Defects on activated carbon determine the dispersion of active components and thus the simultaneous removal efficiency of SO2, NOx and Hg0

Abstract

The smelting industry (such as lead–zinc smelting) is an important part of China's industrial production, and a large amount of SO2, NOx, and heavy metal (mercury, arsenic, etc.) are inevitable in the exhaust gas. The harm of these components to human health and the environment has long been established, so the simultaneous removal of SO2, NOx and Hg0 is urgent and meaningful. In this paper, walnut shell based carbon (WSC) was prepared by using solid waste walnut shell as the original material firstly, and then the simultaneous removal catalysts were prepared by modifying WSC with transition metals.

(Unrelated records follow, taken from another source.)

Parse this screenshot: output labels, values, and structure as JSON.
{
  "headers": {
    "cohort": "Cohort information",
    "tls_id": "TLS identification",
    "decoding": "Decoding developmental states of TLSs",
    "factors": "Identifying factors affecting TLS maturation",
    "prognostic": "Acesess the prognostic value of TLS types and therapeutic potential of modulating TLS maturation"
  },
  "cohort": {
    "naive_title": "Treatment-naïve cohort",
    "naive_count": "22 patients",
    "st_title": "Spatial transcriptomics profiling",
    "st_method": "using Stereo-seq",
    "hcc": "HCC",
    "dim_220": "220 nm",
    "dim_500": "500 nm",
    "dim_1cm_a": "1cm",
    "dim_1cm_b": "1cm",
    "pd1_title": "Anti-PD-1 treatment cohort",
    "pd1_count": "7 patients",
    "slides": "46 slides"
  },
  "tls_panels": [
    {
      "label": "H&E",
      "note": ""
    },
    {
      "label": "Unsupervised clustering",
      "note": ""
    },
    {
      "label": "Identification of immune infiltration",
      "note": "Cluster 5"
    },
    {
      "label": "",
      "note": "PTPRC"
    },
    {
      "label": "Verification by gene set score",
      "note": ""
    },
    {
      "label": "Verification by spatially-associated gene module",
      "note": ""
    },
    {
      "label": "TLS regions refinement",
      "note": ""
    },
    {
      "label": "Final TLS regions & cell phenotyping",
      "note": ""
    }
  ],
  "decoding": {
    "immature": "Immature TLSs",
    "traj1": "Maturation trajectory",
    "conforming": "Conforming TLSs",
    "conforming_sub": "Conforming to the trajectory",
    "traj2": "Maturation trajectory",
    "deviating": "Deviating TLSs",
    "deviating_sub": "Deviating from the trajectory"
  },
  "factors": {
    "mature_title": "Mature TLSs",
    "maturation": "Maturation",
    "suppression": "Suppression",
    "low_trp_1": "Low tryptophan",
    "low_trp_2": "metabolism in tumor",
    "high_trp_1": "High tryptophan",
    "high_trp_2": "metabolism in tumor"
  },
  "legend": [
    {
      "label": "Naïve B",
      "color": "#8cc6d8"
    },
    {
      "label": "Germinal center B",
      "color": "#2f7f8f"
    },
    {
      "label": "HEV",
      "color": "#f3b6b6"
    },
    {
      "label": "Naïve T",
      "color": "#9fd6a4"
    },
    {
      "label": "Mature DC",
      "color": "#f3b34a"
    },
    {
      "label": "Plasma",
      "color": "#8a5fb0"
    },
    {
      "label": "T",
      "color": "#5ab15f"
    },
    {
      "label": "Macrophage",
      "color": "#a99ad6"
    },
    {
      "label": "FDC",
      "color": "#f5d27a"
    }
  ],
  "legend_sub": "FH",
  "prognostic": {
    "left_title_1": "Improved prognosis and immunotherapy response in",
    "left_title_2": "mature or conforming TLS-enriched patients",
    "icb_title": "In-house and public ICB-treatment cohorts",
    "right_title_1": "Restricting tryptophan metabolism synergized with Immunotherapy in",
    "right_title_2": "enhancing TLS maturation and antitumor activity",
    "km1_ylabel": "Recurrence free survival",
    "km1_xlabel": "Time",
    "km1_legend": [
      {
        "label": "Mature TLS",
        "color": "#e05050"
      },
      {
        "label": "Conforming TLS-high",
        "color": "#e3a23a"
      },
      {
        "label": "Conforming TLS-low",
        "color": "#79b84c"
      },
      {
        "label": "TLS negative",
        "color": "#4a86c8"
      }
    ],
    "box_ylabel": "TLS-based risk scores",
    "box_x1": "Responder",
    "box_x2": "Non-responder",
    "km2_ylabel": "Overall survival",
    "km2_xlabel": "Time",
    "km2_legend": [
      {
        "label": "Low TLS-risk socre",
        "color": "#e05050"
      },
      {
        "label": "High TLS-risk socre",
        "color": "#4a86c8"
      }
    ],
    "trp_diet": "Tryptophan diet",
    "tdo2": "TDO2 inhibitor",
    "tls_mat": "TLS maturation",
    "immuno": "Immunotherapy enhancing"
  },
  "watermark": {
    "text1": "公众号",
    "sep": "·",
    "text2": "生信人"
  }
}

In this process, we focused on the effect of carbonization temperature on the surface and structural properties of the catalyst. Research has found that the carbonization temperature will affect the pore structure and surface defects of activated carbon, thereby affecting the dispersion of active components, which in turn affects the activity of the catalysts for the simultaneous removal of SO2, NOx and Hg0. Activity evaluation combined with DFT theoretical calculation results show that Fe dominates among a variety of transition metals, and Fe/WSC catalyst can achieve a simultaneous removal efficiency of more than 80% in the temperature range of 300–350°.